Santa Teresinha descobriu-se perdoada por antecipação, descobriu a ação misericordiosa de Deus em muitos acontecimentos da sua vida, até nos mais pequeninos de cada dia. Descobre a misericórdia de Jesus especialmente para com os pecadores e para com os que se encontram mais afastados de Deus. Ela própria se sente pecadora e perdoada e essa experiência aumentou-lhe a confiança na misericórdia de Deus. A pobreza, a pequenez e a debilidade do ser humano é condição necessária para a ação do amor misericordioso. Teresinha manifesta na História de uma Alma que a condição necessária para percorrer o caminho da santidade consiste em fazer-se pequenino porque é próprio do amor abaixar-se e revelar-se aos pequeninos. 

A misericórdia preventiva que a jovem santa experimentou faz-nos olhar para as situações de pecado, sejam elas quais forem, e concluir: eu poderia fazer isto, eu poderia ser assim, eu poderia ainda fazer males maiores… se a misericórdia preventiva do Bom Médico não atuasse em mim; e ficaria humilhada, e para sempre no chão, se não experimentasse a misericórdia curativa que reintegra e faz começar tudo de novo.

Para Teresinha o Amor tem um nome e um rosto: Jesus. Jesus é verdadeiro Deus e verdadeiro Homem, o Seu amor é plenamente divino e humano e é no Amor de Jesus que Teresinha coloca toda a sua esperança. Ela intuiu aquela Misericórdia de Deus que a Virgem Maria experimentou: A minha alma glorifica o Senhor, porque olhou para a sua humilde serva. Maria dá graças ao Senhor por ser pobre e pequena e Teresinha sente-se feliz por ser pobre criatura e não desanima porque a sua pobreza atrai sobre si o amor e a misericórdia de Deus. Não se inquieta por alguma falta cometida e coloca toda a sua confiança no Senhor, ela compreendeu e viveu de modo admirável o que é a confiança cristã na misericórdia de Deus que é curativa mas também preventiva. 
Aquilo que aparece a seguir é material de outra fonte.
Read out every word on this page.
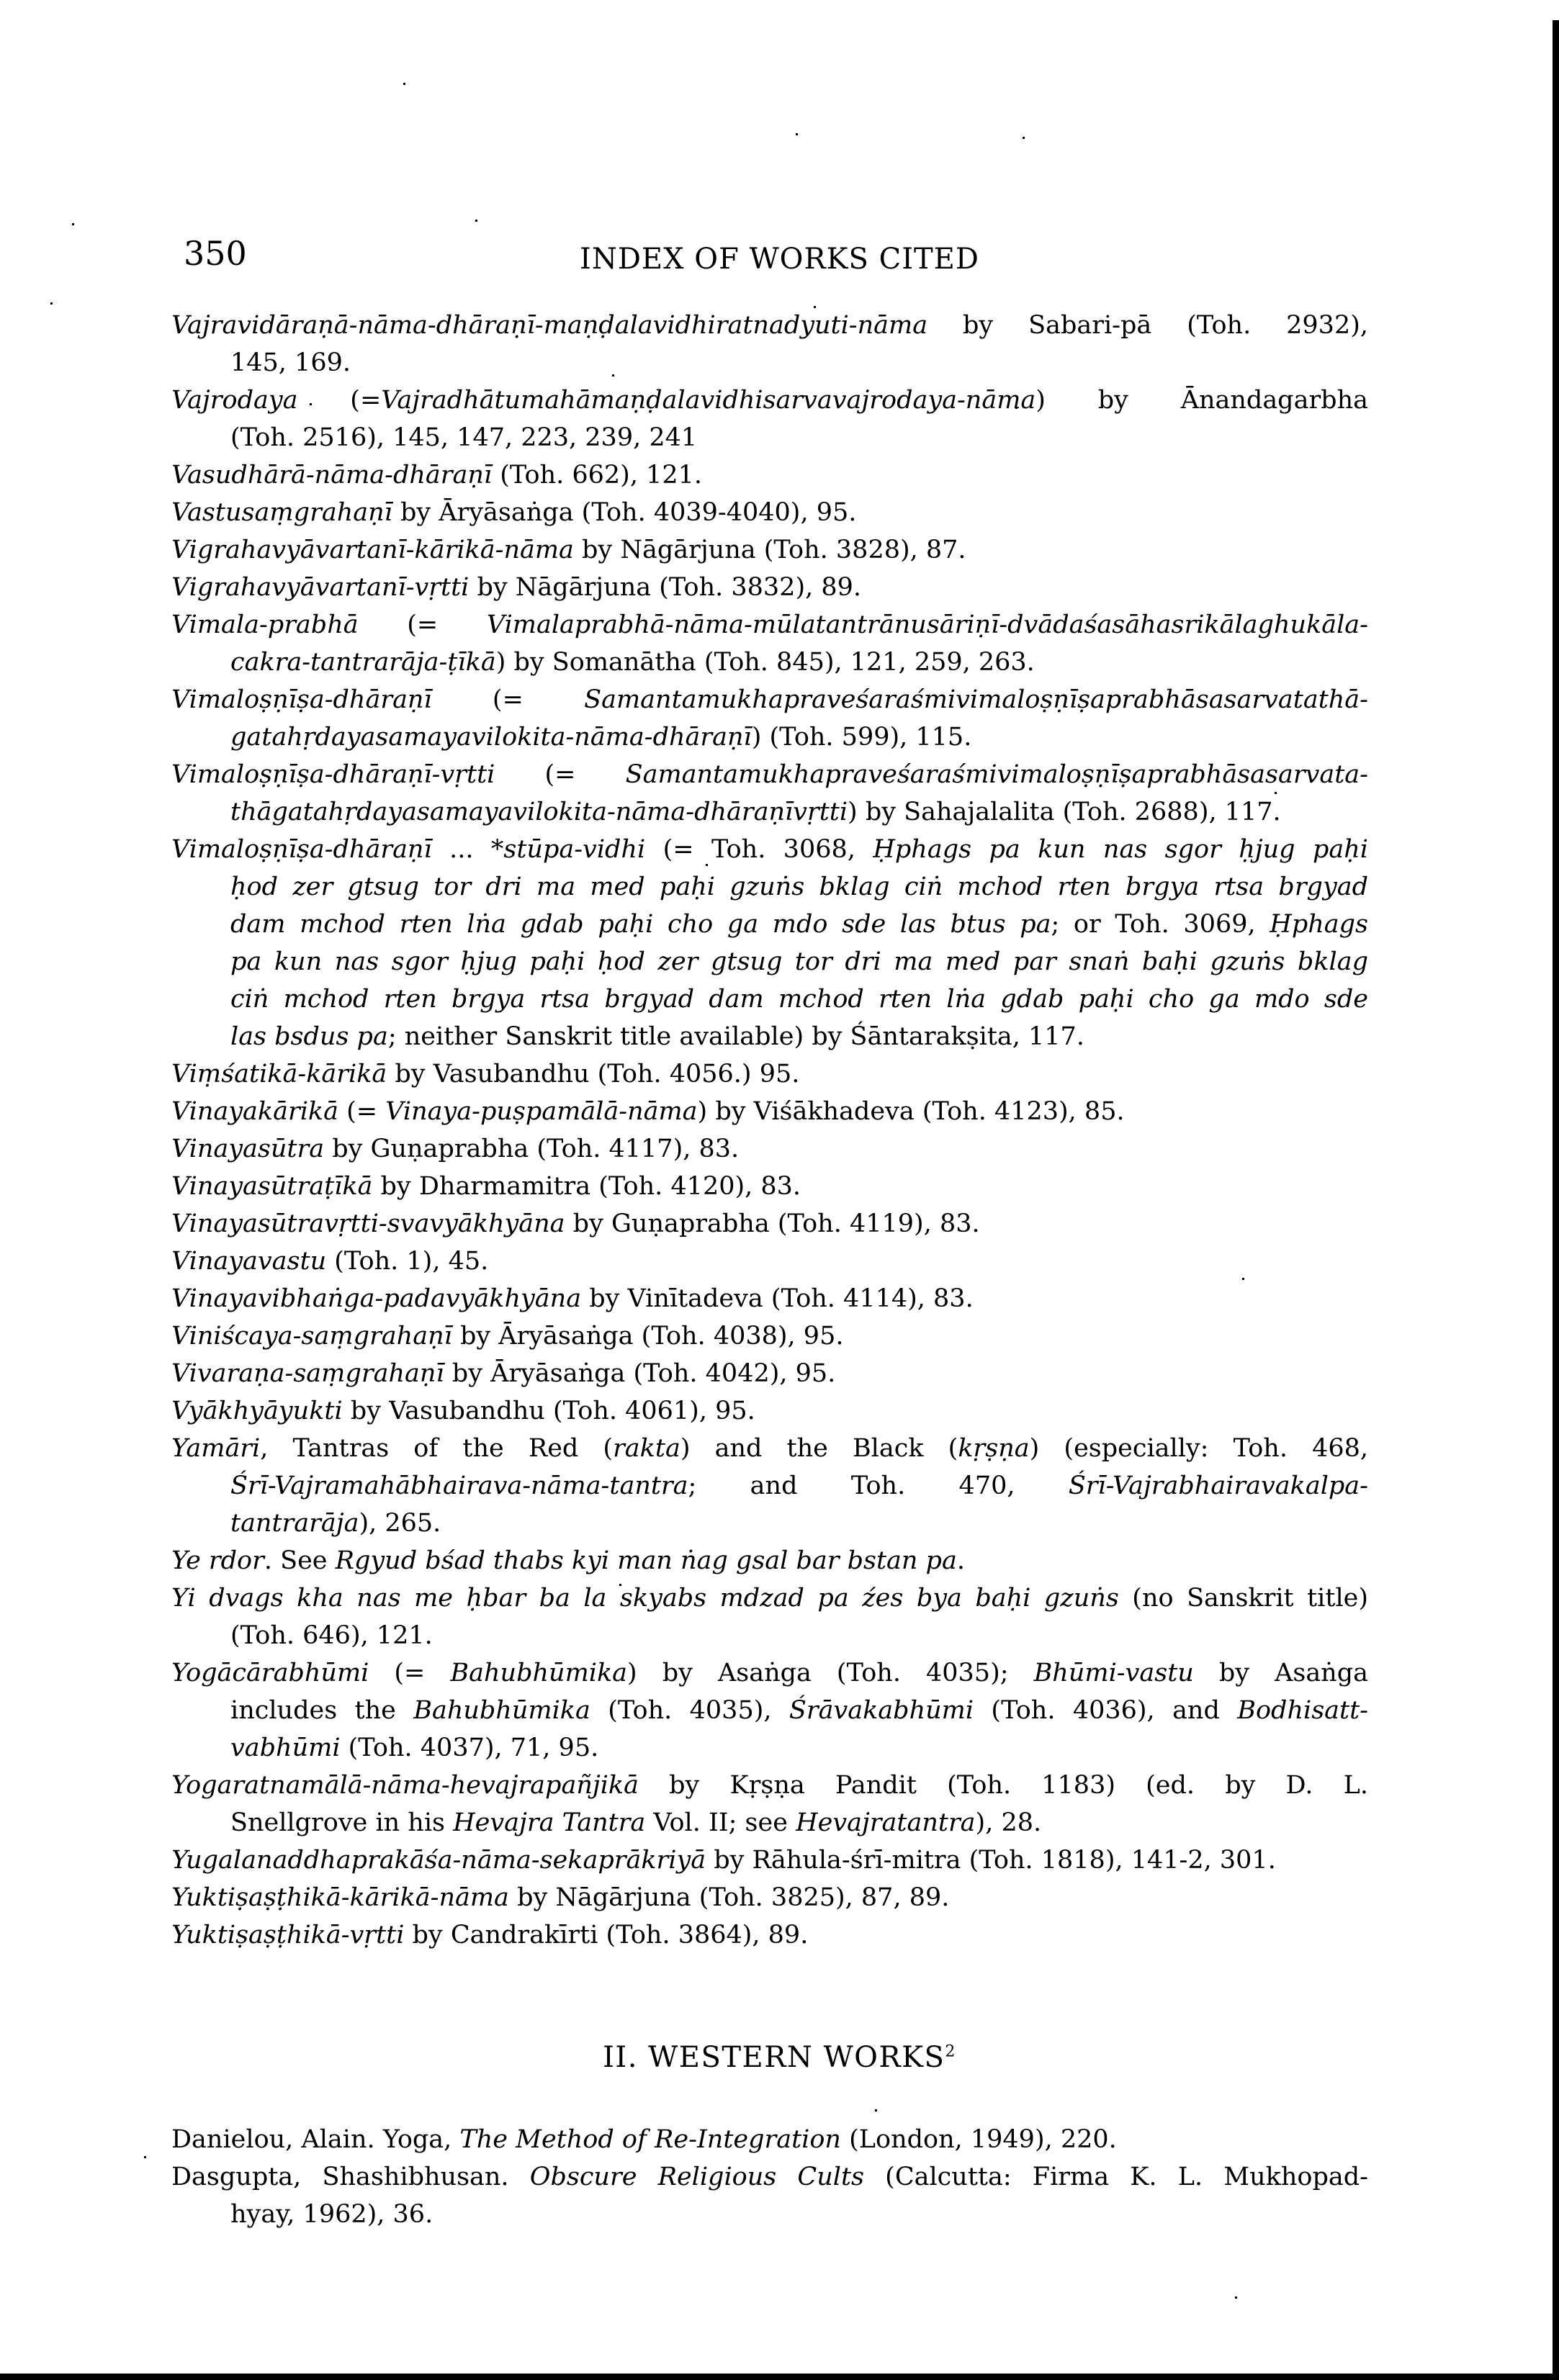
350	INDEX OF WORKS CITED
Vajravidāraṇā-nāma-dhāraṇī-maṇḍalavidhiratnadyuti-nāma by Sabari-pā (Toh. 2932),
145, 169.
Vajrodaya (=Vajradhātumahāmaṇḍalavidhisarvavajrodaya-nāma) by Ānandagarbha
(Toh. 2516), 145, 147, 223, 239, 241
Vasudhārā-nāma-dhāraṇī (Toh. 662), 121.
Vastusaṃgrahaṇī by Āryāsaṅga (Toh. 4039-4040), 95.
Vigrahavyāvartanī-kārikā-nāma by Nāgārjuna (Toh. 3828), 87.
Vigrahavyāvartanī-vṛtti by Nāgārjuna (Toh. 3832), 89.
Vimala-prabhā (= Vimalaprabhā-nāma-mūlatantrānusāriṇī-dvādaśasāhasrikālaghukāla-
cakra-tantrarāja-ṭīkā) by Somanātha (Toh. 845), 121, 259, 263.
Vimaloṣṇīṣa-dhāraṇī (= Samantamukhapraveśaraśmivimaloṣṇīṣaprabhāsasarvatathā-
gatahṛdayasamayavilokita-nāma-dhāraṇī) (Toh. 599), 115.
Vimaloṣṇīṣa-dhāraṇī-vṛtti (= Samantamukhapraveśaraśmivimaloṣṇīṣaprabhāsasarvata-
thāgatahṛdayasamayavilokita-nāma-dhāraṇīvṛtti) by Sahajalalita (Toh. 2688), 117.
Vimaloṣṇīṣa-dhāraṇī ... *stūpa-vidhi (= Toh. 3068, Ḥphags pa kun nas sgor ḥjug paḥi
ḥod zer gtsug tor dri ma med paḥi gzuṅs bklag ciṅ mchod rten brgya rtsa brgyad
dam mchod rten lṅa gdab paḥi cho ga mdo sde las btus pa; or Toh. 3069, Ḥphags
pa kun nas sgor ḥjug paḥi ḥod zer gtsug tor dri ma med par snaṅ baḥi gzuṅs bklag
ciṅ mchod rten brgya rtsa brgyad dam mchod rten lṅa gdab paḥi cho ga mdo sde
las bsdus pa; neither Sanskrit title available) by Śāntarakṣita, 117.
Viṃśatikā-kārikā by Vasubandhu (Toh. 4056.) 95.
Vinayakārikā (= Vinaya-puṣpamālā-nāma) by Viśākhadeva (Toh. 4123), 85.
Vinayasūtra by Guṇaprabha (Toh. 4117), 83.
Vinayasūtraṭīkā by Dharmamitra (Toh. 4120), 83.
Vinayasūtravṛtti-svavyākhyāna by Guṇaprabha (Toh. 4119), 83.
Vinayavastu (Toh. 1), 45.
Vinayavibhaṅga-padavyākhyāna by Vinītadeva (Toh. 4114), 83.
Viniścaya-saṃgrahaṇī by Āryāsaṅga (Toh. 4038), 95.
Vivaraṇa-saṃgrahaṇī by Āryāsaṅga (Toh. 4042), 95.
Vyākhyāyukti by Vasubandhu (Toh. 4061), 95.
Yamāri, Tantras of the Red (rakta) and the Black (kṛṣṇa) (especially: Toh. 468,
Śrī-Vajramahābhairava-nāma-tantra; and Toh. 470, Śrī-Vajrabhairavakalpa-
tantrarāja), 265.
Ye rdor. See Rgyud bśad thabs kyi man ṅag gsal bar bstan pa.
Yi dvags kha nas me ḥbar ba la skyabs mdzad pa źes bya baḥi gzuṅs (no Sanskrit title)
(Toh. 646), 121.
Yogācārabhūmi (= Bahubhūmika) by Asaṅga (Toh. 4035); Bhūmi-vastu by Asaṅga
includes the Bahubhūmika (Toh. 4035), Śrāvakabhūmi (Toh. 4036), and Bodhisatt-
vabhūmi (Toh. 4037), 71, 95.
Yogaratnamālā-nāma-hevajrapañjikā by Kṛṣṇa Pandit (Toh. 1183) (ed. by D. L.
Snellgrove in his Hevajra Tantra Vol. II; see Hevajratantra), 28.
Yugalanaddhaprakāśa-nāma-sekaprākriyā by Rāhula-śrī-mitra (Toh. 1818), 141-2, 301.
Yuktiṣaṣṭhikā-kārikā-nāma by Nāgārjuna (Toh. 3825), 87, 89.
Yuktiṣaṣṭhikā-vṛtti by Candrakīrti (Toh. 3864), 89.
II. WESTERN WORKS$^2$
Danielou, Alain. Yoga, The Method of Re-Integration (London, 1949), 220.
Dasgupta, Shashibhusan. Obscure Religious Cults (Calcutta: Firma K. L. Mukhopad-
hyay, 1962), 36.
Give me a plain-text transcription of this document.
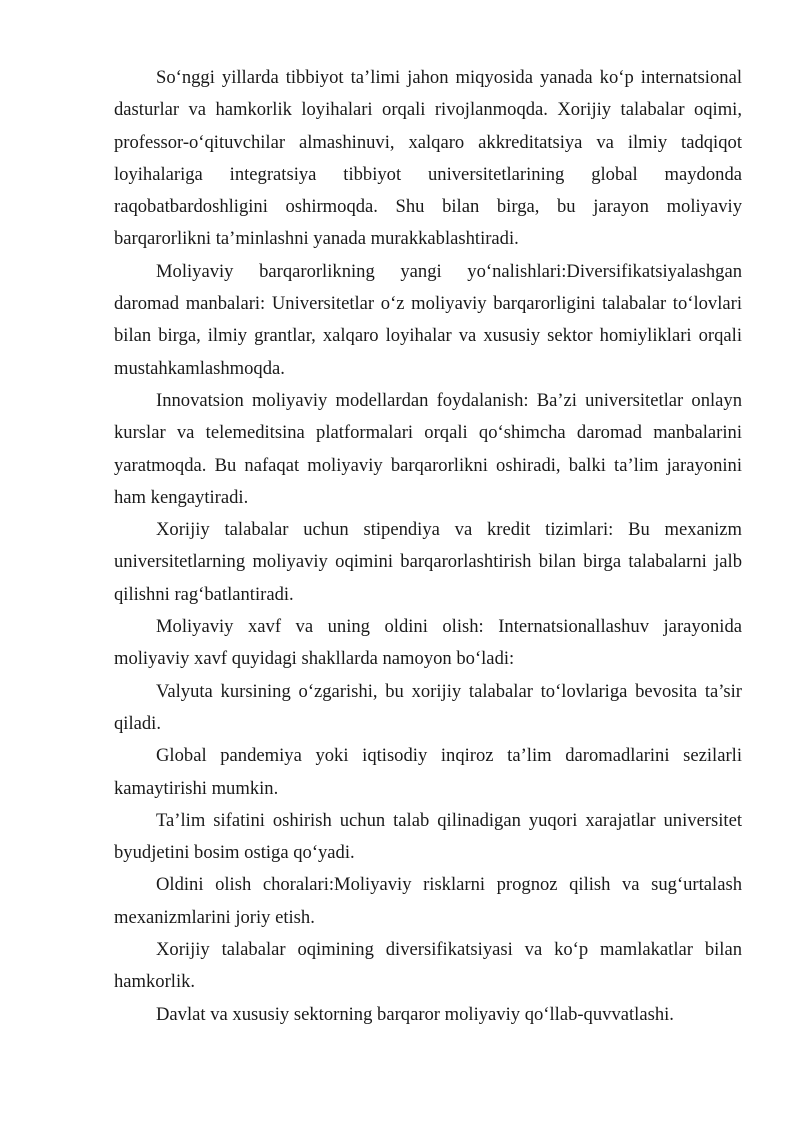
So‘nggi yillarda tibbiyot ta’limi jahon miqyosida yanada ko‘p internatsional dasturlar va hamkorlik loyihalari orqali rivojlanmoqda. Xorijiy talabalar oqimi, professor-o‘qituvchilar almashinuvi, xalqaro akkreditatsiya va ilmiy tadqiqot loyihalariga integratsiya tibbiyot universitetlarining global maydonda raqobatbardoshligini oshirmoqda. Shu bilan birga, bu jarayon moliyaviy barqarorlikni ta’minlashni yanada murakkablashtiradi.

Moliyaviy barqarorlikning yangi yo‘nalishlari:Diversifikatsiyalashgan daromad manbalari: Universitetlar o‘z moliyaviy barqarorligini talabalar to‘lovlari bilan birga, ilmiy grantlar, xalqaro loyihalar va xususiy sektor homiyliklari orqali mustahkamlashmoqda.

Innovatsion moliyaviy modellardan foydalanish: Ba’zi universitetlar onlayn kurslar va telemeditsina platformalari orqali qo‘shimcha daromad manbalarini yaratmoqda. Bu nafaqat moliyaviy barqarorlikni oshiradi, balki ta’lim jarayonini ham kengaytiradi.

Xorijiy talabalar uchun stipendiya va kredit tizimlari: Bu mexanizm universitetlarning moliyaviy oqimini barqarorlashtirish bilan birga talabalarni jalb qilishni rag‘batlantiradi.

Moliyaviy xavf va uning oldini olish: Internatsionallashuv jarayonida moliyaviy xavf quyidagi shakllarda namoyon bo‘ladi:

Valyuta kursining o‘zgarishi, bu xorijiy talabalar to‘lovlariga bevosita ta’sir qiladi.

Global pandemiya yoki iqtisodiy inqiroz ta’lim daromadlarini sezilarli kamaytirishi mumkin.

Ta’lim sifatini oshirish uchun talab qilinadigan yuqori xarajatlar universitet byudjetini bosim ostiga qo‘yadi.

Oldini olish choralari:Moliyaviy risklarni prognoz qilish va sug‘urtalash mexanizmlarini joriy etish.

Xorijiy talabalar oqimining diversifikatsiyasi va ko‘p mamlakatlar bilan hamkorlik.

Davlat va xususiy sektorning barqaror moliyaviy qo‘llab-quvvatlashi.
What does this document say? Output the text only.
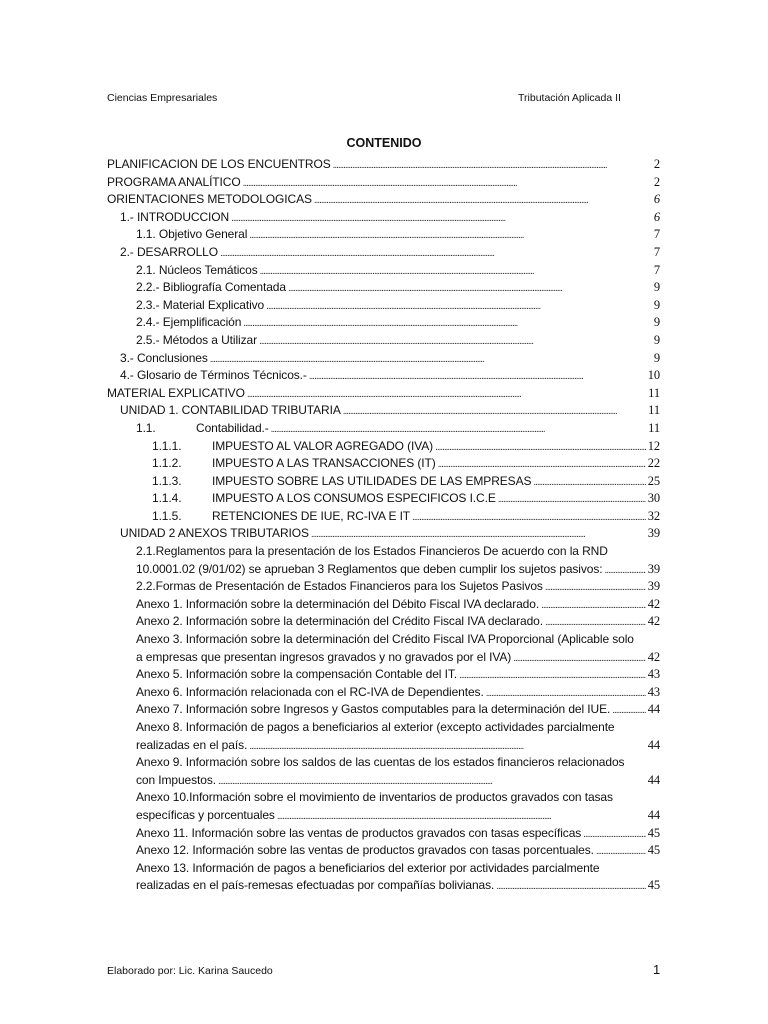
Ciencias Empresariales	Tributación Aplicada II
CONTENIDO
PLANIFICACION DE LOS ENCUENTROS . . .	2
PROGRAMA ANALÍTICO . . .	2
ORIENTACIONES METODOLOGICAS . . .	6
1.- INTRODUCCION . . .	6
1.1. Objetivo General . . .	7
2.- DESARROLLO . . .	7
2.1. Núcleos Temáticos . . .	7
2.2.- Bibliografía Comentada . . .	9
2.3.- Material Explicativo . . .	9
2.4.- Ejemplificación . . .	9
2.5.- Métodos a Utilizar . . .	9
3.- Conclusiones . . .	9
4.- Glosario de Términos Técnicos.- . . .	10
MATERIAL EXPLICATIVO . . .	11
UNIDAD 1. CONTABILIDAD TRIBUTARIA . . .	11
1.1.	Contabilidad.- . . .	11
1.1.1.	IMPUESTO AL VALOR AGREGADO (IVA) . . .	12
1.1.2.	IMPUESTO A LAS TRANSACCIONES (IT) . . .	22
1.1.3.	IMPUESTO SOBRE LAS UTILIDADES DE LAS EMPRESAS . . .	25
1.1.4.	IMPUESTO A LOS CONSUMOS ESPECIFICOS I.C.E . . .	30
1.1.5.	RETENCIONES DE IUE, RC-IVA E IT . . .	32
UNIDAD 2 ANEXOS TRIBUTARIOS . . .	39
2.1.Reglamentos para la presentación de los Estados Financieros De acuerdo con la RND
10.0001.02 (9/01/02) se aprueban 3 Reglamentos que deben cumplir los sujetos pasivos: . . .	39
2.2.Formas de Presentación de Estados Financieros para los Sujetos Pasivos . . .	39
Anexo 1. Información sobre la determinación del Débito Fiscal IVA declarado. . . .	42
Anexo 2. Información sobre la determinación del Crédito Fiscal IVA declarado. . . .	42
Anexo 3. Información sobre la determinación del Crédito Fiscal IVA Proporcional (Aplicable solo
a empresas que presentan ingresos gravados y no gravados por el IVA) . . .	42
Anexo 5. Información sobre la compensación Contable del IT. . . .	43
Anexo 6. Información relacionada con el RC-IVA de Dependientes. . . .	43
Anexo 7. Información sobre Ingresos y Gastos computables para la determinación del IUE. . . .	44
Anexo 8. Información de pagos a beneficiarios al exterior (excepto actividades parcialmente
realizadas en el país. . . .	44
Anexo 9. Información sobre los saldos de las cuentas de los estados financieros relacionados
con Impuestos. . . .	44
Anexo 10.Información sobre el movimiento de inventarios de productos gravados con tasas
específicas y porcentuales . . .	44
Anexo 11. Información sobre las ventas de productos gravados con tasas específicas . . .	45
Anexo 12. Información sobre las ventas de productos gravados con tasas porcentuales. . . .	45
Anexo 13. Información de pagos a beneficiarios del exterior por actividades parcialmente
realizadas en el país-remesas efectuadas por compañías bolivianas. . . .	45
Elaborado por: Lic. Karina Saucedo	1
Eis-nos de volta a este santo Claustro! Santa Teresinha do Menino Jesus é uma verdadeira mestra espiritual e doutora da Igreja que nos inspira, como guia segura, na hora de olharmos para a nossa vida cristã e avaliarmos se estamos a corresponder, ou não, ao sonho que Deus tem para cada um de nós. Teresinha tinha grandes aspirações à santidade. O seu exemplo cativa, interpela, deixa-nos a pensar, alarga-nos horizontes. Cativa, por exemplo, a sua vivência da caridade nos pequenos gestos diários, nos gestos mais comuns, mas cheios de atenção e delicadeza com os outros. Reparemos como caminhou na mais profunda fé e como essa abertura ao Espírito é verdadeiro auxílio para o nosso próprio caminhar.